Standard Ethics promuove aziende alimentari italiane sostenibili

Le imprese alimentari italiane vincono sul fonte della sostenibilità, seppur con riserva. A promuoverle è Standard Ethics che ha pubblicato il rapporto ‘SE Food&Beverage Sustainability Italian Benchmark’ dedicato proprio a valutare le performance di 30 aziende italiane del settore. In generale, dallo studio emerge una particolare cura e attenzione ai principi di sostenibilità dal lato del prodotto e della filiera correlata a una ampia applicazione delle buone pratiche ESG circa i sistemi di produzione. Allo stesso tempo, però, appare debole l’adozione di principi di sostenibilità inerenti al produttore, i suoi modelli di governo, i suoi azionisti.

Tra le 30 società analizzate nel Benchmark emerge che, se da un lato 17 si sono dotate di target ambientali ben definiti, dall’altro 13 imprese ne sono ancora sprovviste. Sul fronte delle azioni di mitigazione della propria impronta ambientale sul territorio, il 57% del campione viene promosso dalla società di rating, ma il 43% è ancora lontana dall’obiettivo. Meglio, invece, dal lato della presenza di certificazione di qualità dei prodotti: gran parte delle aziende (20) sono dotate di certificazioni riconosciute a livello internazionale, mentre le restanti 10 non presentano ancora attestati significativi sulla qualità.

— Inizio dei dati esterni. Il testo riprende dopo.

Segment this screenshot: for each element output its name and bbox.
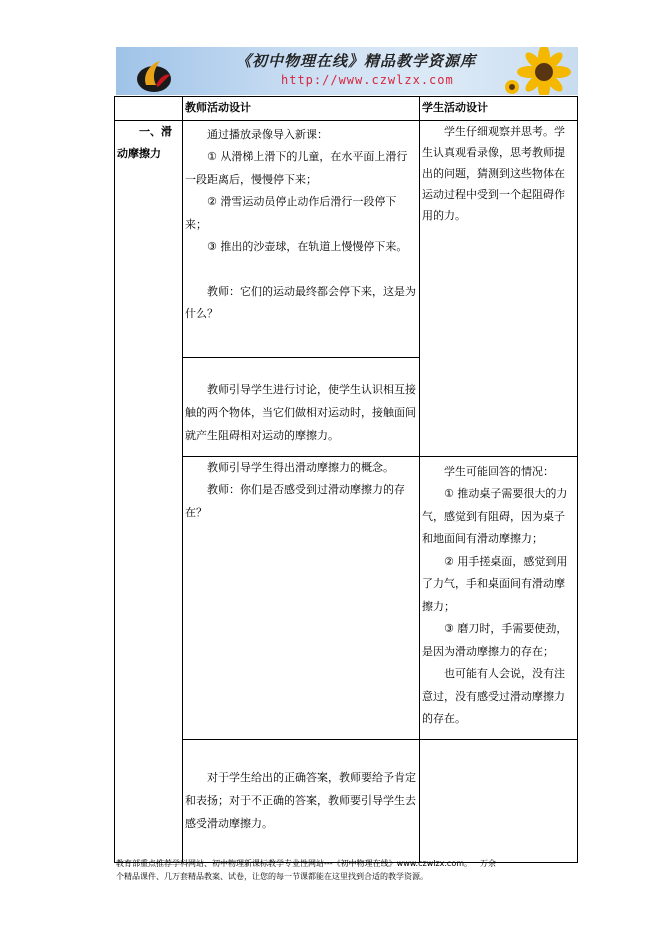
- student-cell-2: [420, 456, 578, 739]
- teacher-text: ② 滑雪运动员停止动作后滑行一段停下来；: [185, 195, 397, 231]
- teacher-text: 教师引导学生得出滑动摩擦力的概念。: [207, 460, 394, 474]
- section-label: 一、滑动摩擦力: [117, 124, 172, 160]
- student-text: 学生可能回答的情况：: [444, 464, 554, 478]
- header-cell-section: [115, 97, 183, 121]
- student-cell-3: [420, 739, 578, 862]
- teacher-cell-3: [183, 456, 420, 739]
- teacher-text: [185, 259, 417, 281]
- teacher-text: 教师引导学生进行讨论，使学生认识相互接触的两个物体，当它们做相对运动时，接触面间就产生阻碍相对运动的摩擦力。: [185, 382, 416, 442]
- teacher-cell-1: [183, 120, 420, 357]
- table-row: [115, 456, 578, 739]
- student-text: ① 推动桌子需要很大的力气，感觉到有阻碍，因为桌子和地面间有滑动摩擦力；: [422, 487, 568, 545]
- header-cell-teacher: 教师活动设计: [183, 97, 420, 121]
- teacher-text: 通过播放录像导入新课：: [207, 127, 328, 141]
- banner-title: 《初中物理在线》精品教学资源库: [236, 52, 477, 70]
- teacher-text: ③ 推出的沙壶球，在轨道上慢慢停下来。: [207, 240, 408, 253]
- student-text: 也可能有人会说，没有注意过，没有感受过滑动摩擦力的存在。: [422, 667, 565, 725]
- sunflower-icon: [504, 47, 574, 95]
- site-logo-icon: [134, 55, 174, 95]
- teacher-cell-4: [183, 739, 420, 862]
- table-row: [115, 120, 578, 357]
- banner-url[interactable]: http://www.czwlzx.com: [281, 73, 454, 87]
- footer-line-2: 个精品课件、几万套精品教案、试卷，让您的每一节课都能在这里找到合适的教学资源。: [116, 872, 428, 881]
- teacher-text: 对于学生给出的正确答案，教师要给予肯定和表扬；对于不正确的答案，教师要引导学生去感受滑动摩擦力。: [185, 770, 416, 830]
- site-banner: [116, 47, 578, 95]
- teacher-text: 教师：它们的运动最终都会停下来，这是为什么？: [185, 284, 416, 320]
- student-text: ② 用手搓桌面，感觉到用了力气，手和桌面间有滑动摩擦力；: [422, 554, 568, 613]
- teacher-cell-2: [183, 357, 420, 456]
- section-label-cell: [115, 120, 183, 862]
- student-text: 学生仔细观察并思考。学生认真观看录像，思考教师提出的问题，猜测到这些物体在运动过程中受到一个起阻碍作用的力。: [422, 124, 565, 222]
- page-footer: [116, 857, 586, 883]
- student-text: ③ 磨刀时，手需要使劲，是因为滑动摩擦力的存在；: [422, 622, 568, 658]
- footer-line-1: 教育部重点推荐学科网站、初中物理新课标教学专业性网站---《初中物理在线》www.czwlzx.com。一万余: [116, 859, 497, 868]
- header-cell-student: 学生活动设计: [420, 97, 578, 121]
- student-cell-1: [420, 120, 578, 456]
- table-row: [115, 739, 578, 862]
- lesson-table: [114, 96, 578, 863]
- table-header-row: [115, 97, 578, 121]
- teacher-text: 教师：你们是否感受到过滑动摩擦力的存在？: [185, 483, 405, 519]
- teacher-text: ① 从滑梯上滑下的儿童，在水平面上滑行一段距离后，慢慢停下来；: [185, 150, 408, 186]
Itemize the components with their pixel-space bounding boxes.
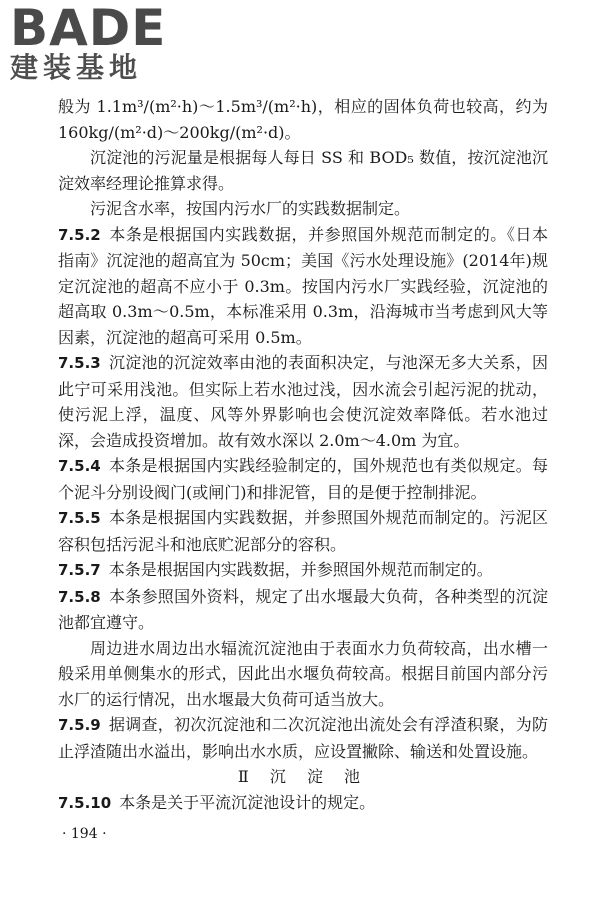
paragraph (58, 94, 548, 145)
logo-subtitle: 建装基地 (10, 51, 143, 84)
paragraph-text: 般为 1.1m³/(m²·h)～1.5m³/(m²·h)，相应的固体负荷也较高，约为 160kg/(m²·d)～200kg/(m²·d)。 (58, 97, 548, 142)
paragraph-text: 沉淀池的污泥量是根据每人每日 SS 和 BOD₅ 数值，按沉淀池沉淀效率经理论推算求得。 (58, 148, 548, 193)
clause-7-5-9 (58, 712, 548, 764)
paragraph-text: 本条是根据国内实践数据，并参照国外规范而制定的。污泥区容积包括污泥斗和池底贮泥部分的容积。 (58, 508, 548, 554)
paragraph-text: 本条是关于平流沉淀池设计的规定。 (119, 792, 376, 812)
clause-number: 7.5.4 (58, 457, 101, 475)
clause-7-5-5 (58, 505, 548, 557)
clause-number: 7.5.8 (58, 587, 101, 606)
paragraph-text: 周边进水周边出水辐流沉淀池由于表面水力负荷较高，出水槽一般采用单侧集水的形式，因此出水堰负荷较高。根据目前国内部分污水厂的运行情况，出水堰最大负荷可适当放大。 (58, 638, 548, 709)
paragraph-text: 污泥含水率，按国内污水厂的实践数据制定。 (90, 199, 411, 218)
page-number: · 194 · (62, 826, 107, 842)
clause-number: 7.5.10 (58, 793, 112, 812)
paragraph (58, 636, 548, 713)
logo-brand-text: BADE (10, 0, 167, 57)
clause-7-5-7 (58, 557, 548, 584)
clause-number: 7.5.5 (58, 509, 101, 527)
clause-number: 7.5.9 (58, 716, 101, 734)
clause-7-5-8 (58, 584, 548, 636)
paragraph (58, 196, 548, 222)
paragraph-text: 本条是根据国内实践数据，并参照国外规范而制定的。 (108, 560, 493, 579)
clause-7-5-2 (58, 222, 548, 351)
paragraph-text: 本条是根据国内实践数据，并参照国外规范而制定的。《日本指南》沉淀池的超高宜为 50cm；美国《污水处理设施》(2014年)规定沉淀池的超高不应小于 0.3m。按国内污水厂实践经验，沉淀池的超高取 0.3m～0.5m，本标准采用 0.3m，沿海城市当考虑到风大等因素，沉淀池的超高可采用 0.5m。 (58, 224, 548, 347)
paragraph-text: 本条参照国外资料，规定了出水堰最大负荷，各种类型的沉淀池都宜遵守。 (58, 586, 548, 632)
clause-number: 7.5.2 (58, 225, 101, 244)
paragraph-text: 据调查，初次沉淀池和二次沉淀池出流处会有浮渣积聚，为防止浮渣随出水溢出，影响出水水质，应设置撇除、输送和处置设施。 (58, 715, 548, 761)
clause-7-5-10 (58, 790, 548, 817)
paragraph (58, 145, 548, 196)
paragraph-text: 沉淀池的沉淀效率由池的表面积决定，与池深无多大关系，因此宁可采用浅池。但实际上若水池过浅，因水流会引起污泥的扰动，使污泥上浮，温度、风等外界影响也会使沉淀效率降低。若水池过深，会造成投资增加。故有效水深以 2.0m～4.0m 为宜。 (58, 353, 548, 450)
clause-7-5-3 (58, 350, 548, 453)
body-text (58, 94, 548, 816)
section-heading: Ⅱ 沉 淀 池 (237, 767, 369, 786)
clause-number: 7.5.7 (58, 561, 101, 579)
paragraph-text: 本条是根据国内实践经验制定的，国外规范也有类似规定。每个泥斗分别设阀门(或闸门)和排泥管，目的是便于控制排泥。 (58, 456, 548, 502)
clause-7-5-4 (58, 453, 548, 505)
brand-logo (10, 2, 210, 86)
clause-number: 7.5.3 (58, 354, 101, 372)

In linea generale, spiega Standard Ethics, “la qualità del prodotto e la sua sostenibilità sono curati secondo gli orientamenti internazionali e adeguatamente rendicontati. L’industria italiana si conferma un punto di riferimento a livello mondiale in termini di qualità e creatività“. Dall’analisi emerge come siano diffuse le buone pratiche dei sistemi produttivi, della tracciabilità della filiera e del packaging, nonché quelle legate alla sicurezza sul lavoro, al benessere animale e all’uso delle materie prime.

Le industrie alimentari italiane sono promosse anche sul fronte ESG (Environmental, Social and Governance): l’analisi mostra come siano ampiamente consapevoli di come per la Ue, per l’Ocse, per le Nazioni Unite, e in definitiva per il mercato, queste informazioni standard abbiano assunto una grande importanza importanza e di come una adeguata rendicontazione possa essere perno della propria comunicazione strategica.

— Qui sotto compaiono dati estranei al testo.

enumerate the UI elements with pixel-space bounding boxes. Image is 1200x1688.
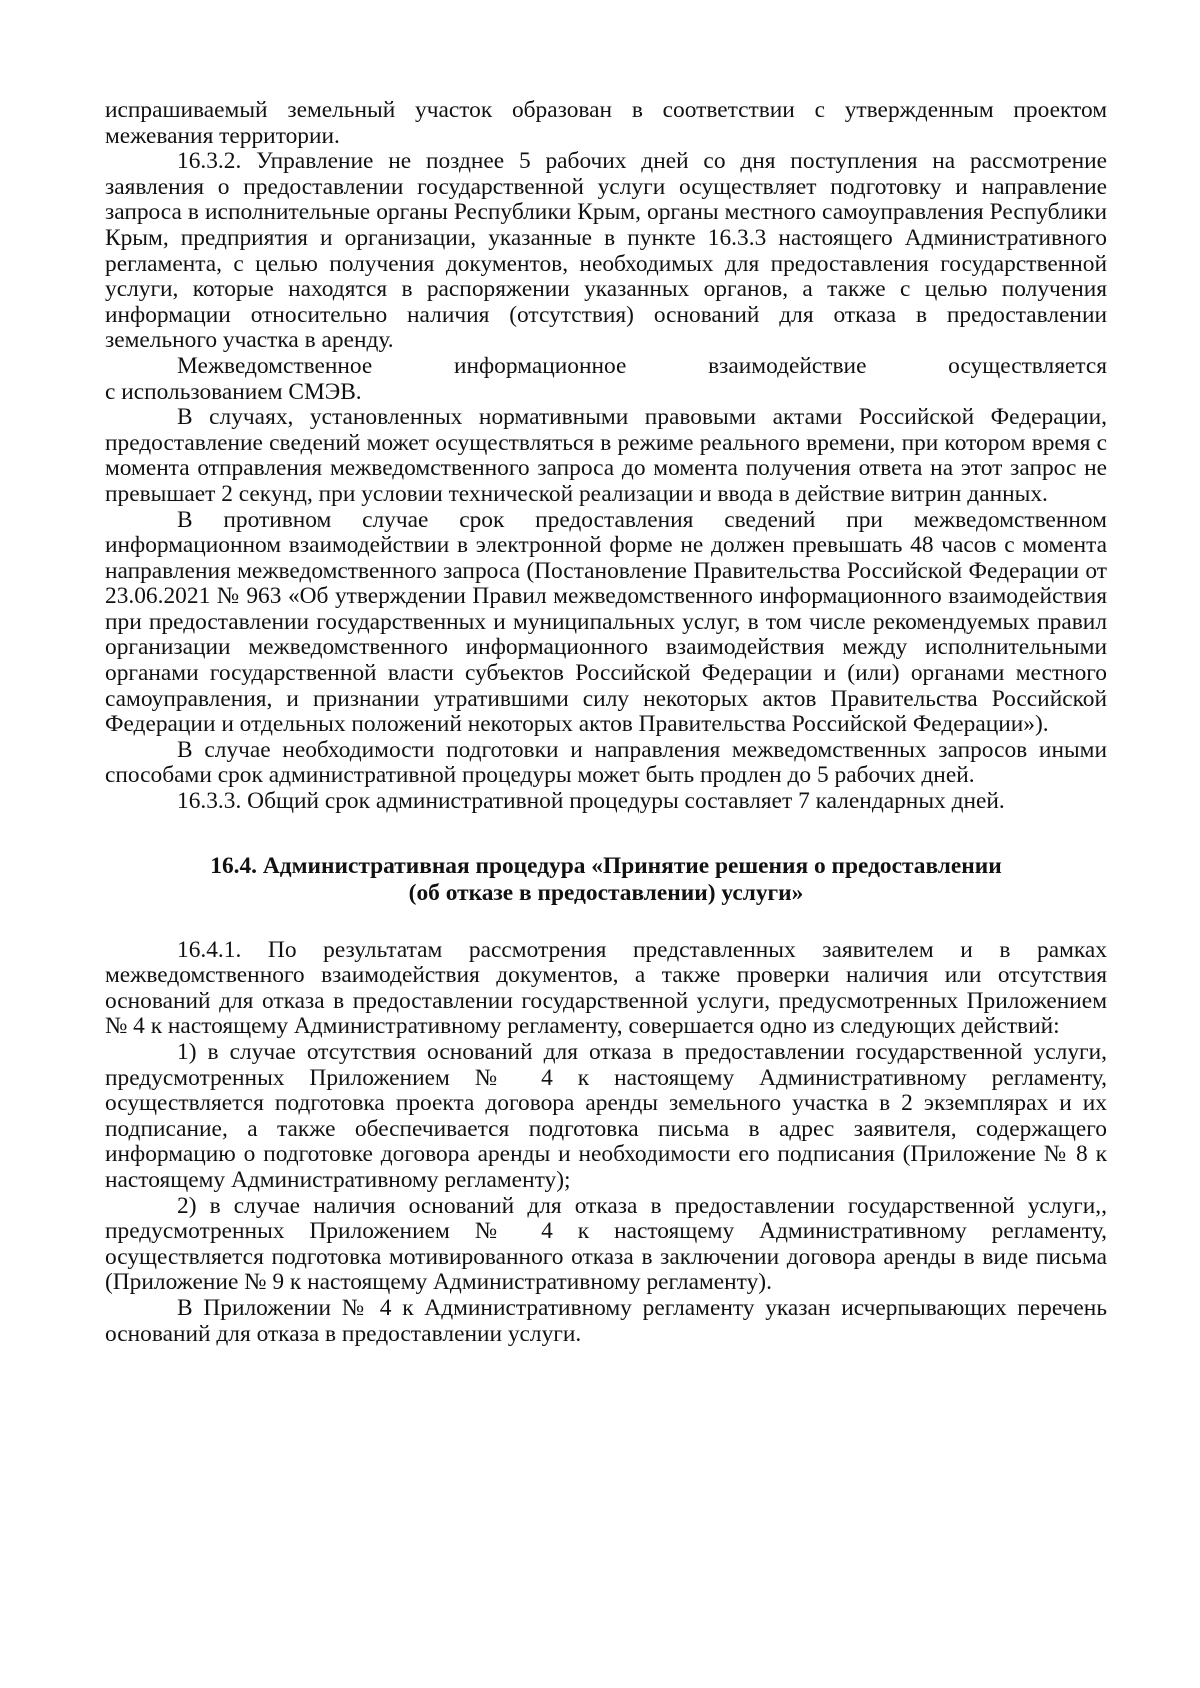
paragraph-continuation: испрашиваемый земельный участок образован в соответствии с утвержденным проектом межевания территории. [105, 97, 1107, 149]
paragraph-smev-line1: Межведомственное информационное взаимодействие осуществляется [177, 352, 1107, 379]
paragraph-48-hours: В противном случае срок предоставления сведений при межведомственном информационном взаимодействии в электронной форме не должен превышать 48 часов с момента направления межведомственного запроса (Постановление Правительства Российской Федерации от 23.06.2021 № 963 «Об утверждении Правил межведомственного информационного взаимодействия при предоставлении государственных и муниципальных услуг, в том числе рекомендуемых правил организации межведомственного информационного взаимодействия между исполнительными органами государственной власти субъектов Российской Федерации и (или) органами местного самоуправления, и признании утратившими силу некоторых актов Правительства Российской Федерации и отдельных положений некоторых актов Правительства Российской Федерации»). [105, 506, 1107, 738]
paragraph-extension: В случае необходимости подготовки и направления межведомственных запросов иными способами срок административной процедуры может быть продлен до 5 рабочих дней. [105, 736, 1107, 789]
paragraph-smev-line2: с использованием СМЭВ. [105, 378, 362, 405]
section-heading-line2: (об отказе в предоставлении) услуги» [408, 879, 804, 906]
paragraph-item-2: 2) в случае наличия оснований для отказа в предоставлении государственной услуги,, предусмотренных Приложением № 4 к настоящему Административному регламенту, осуществляется подготовка мотивированного отказа в заключении договора аренды в виде письма (Приложение № 9 к настоящему Административному регламенту). [105, 1192, 1107, 1296]
paragraph-item-1: 1) в случае отсутствия оснований для отказа в предоставлении государственной услуги, предусмотренных Приложением № 4 к настоящему Административному регламенту, осуществляется подготовка проекта договора аренды земельного участка в 2 экземплярах и их подписание, а также обеспечивается подготовка письма в адрес заявителя, содержащего информацию о подготовке договора аренды и необходимости его подписания (Приложение № 8 к настоящему Административному регламенту); [105, 1039, 1107, 1193]
paragraph-realtime: В случаях, установленных нормативными правовыми актами Российской Федерации, предоставление сведений может осуществляться в режиме реального времени, при котором время с момента отправления межведомственного запроса до момента получения ответа на этот запрос не превышает 2 секунд, при условии технической реализации и ввода в действие витрин данных. [105, 404, 1107, 507]
paragraph-16-3-2: 16.3.2. Управление не позднее 5 рабочих дней со дня поступления на рассмотрение заявления о предоставлении государственной услуги осуществляет подготовку и направление запроса в исполнительные органы Республики Крым, органы местного самоуправления Республики Крым, предприятия и организации, указанные в пункте 16.3.3 настоящего Административного регламента, с целью получения документов, необходимых для предоставления государственной услуги, которые находятся в распоряжении указанных органов, а также с целью получения информации относительно наличия (отсутствия) оснований для отказа в предоставлении земельного участка в аренду. [105, 148, 1107, 354]
paragraph-appendix-4: В Приложении № 4 к Административному регламенту указан исчерпывающих перечень оснований для отказа в предоставлении услуги. [105, 1294, 1107, 1347]
section-heading-line1: 16.4. Административная процедура «Принятие решения о предоставлении [210, 852, 1002, 879]
section-heading-16-4 [105, 853, 1107, 907]
paragraph-16-4-1: 16.4.1. По результатам рассмотрения представленных заявителем и в рамках межведомственного взаимодействия документов, а также проверки наличия или отсутствия оснований для отказа в предоставлении государственной услуги, предусмотренных Приложением № 4 к настоящему Административному регламенту, совершается одно из следующих действий: [105, 936, 1107, 1040]
document-page [105, 98, 1107, 1347]
paragraph-16-3-3: 16.3.3. Общий срок административной процедуры составляет 7 календарных дней. [177, 788, 1005, 815]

Sul piano strategico e corporate, la ricerca ha analizzato gli strumenti di governo, a partire dal principale strumento volontario di governance della sostenibilità: il codice etico o codice di condotta. Sono 23 su 30 (76,66%) le società che hanno ancora spazi più o meno ampi per implementare il proprio codice etico anche attraverso espliciti riferimenti internazionali sulla sostenibilità, come le linee guida Ocse destinate alle imprese multinazionali, i principi tassonomici della Ue o i principali documenti Onu. “Riferimenti – spiega Standard Ethics – che nell’ambito di strumenti di gestione dei rischi acquistano una importanza significativa perché offrono evidenza di quale sia la scelta strategica adottata dall’azienda in tema extra finanziario: allinearsi alle sfide globali e misurarsi con target definiti, oppure preferire una via propria ed autonoma, non condivisa a livello internazionale“.

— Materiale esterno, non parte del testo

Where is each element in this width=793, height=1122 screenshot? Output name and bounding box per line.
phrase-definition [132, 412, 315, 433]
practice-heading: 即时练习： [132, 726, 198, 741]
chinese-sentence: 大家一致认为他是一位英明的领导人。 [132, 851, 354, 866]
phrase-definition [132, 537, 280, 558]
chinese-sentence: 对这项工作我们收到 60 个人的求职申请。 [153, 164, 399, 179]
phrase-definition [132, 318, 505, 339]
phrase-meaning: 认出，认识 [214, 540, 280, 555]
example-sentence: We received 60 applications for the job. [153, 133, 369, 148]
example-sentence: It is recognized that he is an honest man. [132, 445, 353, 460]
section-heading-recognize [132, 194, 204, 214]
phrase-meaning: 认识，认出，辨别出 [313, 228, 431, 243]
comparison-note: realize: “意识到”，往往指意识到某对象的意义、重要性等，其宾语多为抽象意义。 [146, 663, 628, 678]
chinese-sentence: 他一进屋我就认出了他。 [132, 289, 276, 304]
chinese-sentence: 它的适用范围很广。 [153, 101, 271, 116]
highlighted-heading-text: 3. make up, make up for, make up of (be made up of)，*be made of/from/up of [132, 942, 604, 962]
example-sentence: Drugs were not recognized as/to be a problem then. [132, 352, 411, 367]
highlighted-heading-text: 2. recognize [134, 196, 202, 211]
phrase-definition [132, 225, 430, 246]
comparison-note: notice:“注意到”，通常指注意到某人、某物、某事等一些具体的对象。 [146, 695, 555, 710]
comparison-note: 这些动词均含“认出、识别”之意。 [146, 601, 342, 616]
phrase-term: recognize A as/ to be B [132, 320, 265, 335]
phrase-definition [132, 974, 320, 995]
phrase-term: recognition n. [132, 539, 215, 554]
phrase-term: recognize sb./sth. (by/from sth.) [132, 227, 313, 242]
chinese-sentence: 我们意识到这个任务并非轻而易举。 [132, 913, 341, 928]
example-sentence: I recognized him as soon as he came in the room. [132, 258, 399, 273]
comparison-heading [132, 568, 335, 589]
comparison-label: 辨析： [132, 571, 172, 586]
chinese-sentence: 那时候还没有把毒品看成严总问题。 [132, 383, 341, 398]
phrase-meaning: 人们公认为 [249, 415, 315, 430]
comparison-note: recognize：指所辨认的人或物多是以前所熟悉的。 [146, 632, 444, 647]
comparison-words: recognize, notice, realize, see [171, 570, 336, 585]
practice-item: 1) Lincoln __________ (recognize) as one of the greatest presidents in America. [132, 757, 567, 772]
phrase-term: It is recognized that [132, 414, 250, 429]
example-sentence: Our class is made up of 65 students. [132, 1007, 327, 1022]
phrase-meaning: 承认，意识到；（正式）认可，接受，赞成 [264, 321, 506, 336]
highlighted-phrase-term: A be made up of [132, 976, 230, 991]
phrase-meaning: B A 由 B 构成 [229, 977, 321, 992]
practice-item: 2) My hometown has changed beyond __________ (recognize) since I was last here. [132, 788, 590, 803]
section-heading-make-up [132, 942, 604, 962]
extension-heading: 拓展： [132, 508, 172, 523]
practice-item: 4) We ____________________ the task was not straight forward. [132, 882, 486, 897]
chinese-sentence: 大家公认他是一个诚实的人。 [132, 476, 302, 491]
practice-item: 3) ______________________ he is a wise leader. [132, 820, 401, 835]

Un altro tema chiave per la sostenibilità riguarda il raggiungimento della parità di genere nel board, perché l’equilibrio di genere comincia dalle funzioni apicali ed è considerato un ulteriore elemento di stabilità. Tra le 30 società considerate, in un solo caso si raggiunge la parità di genere mentre in 4 casi la presenza femminile può dirsi in sostanziale equilibrio, con il 40% di donne sul totale dei membri del Consiglio di Amministrazione.

La società di rating, nelle conclusioni del rapporto, invita le industrie del nostro Paese a “una più efficace preparazione del dossier Sostenibilità per mettere a fuoco definitivamente il proprio posizionamento rispetto alle indicazioni internazionali“.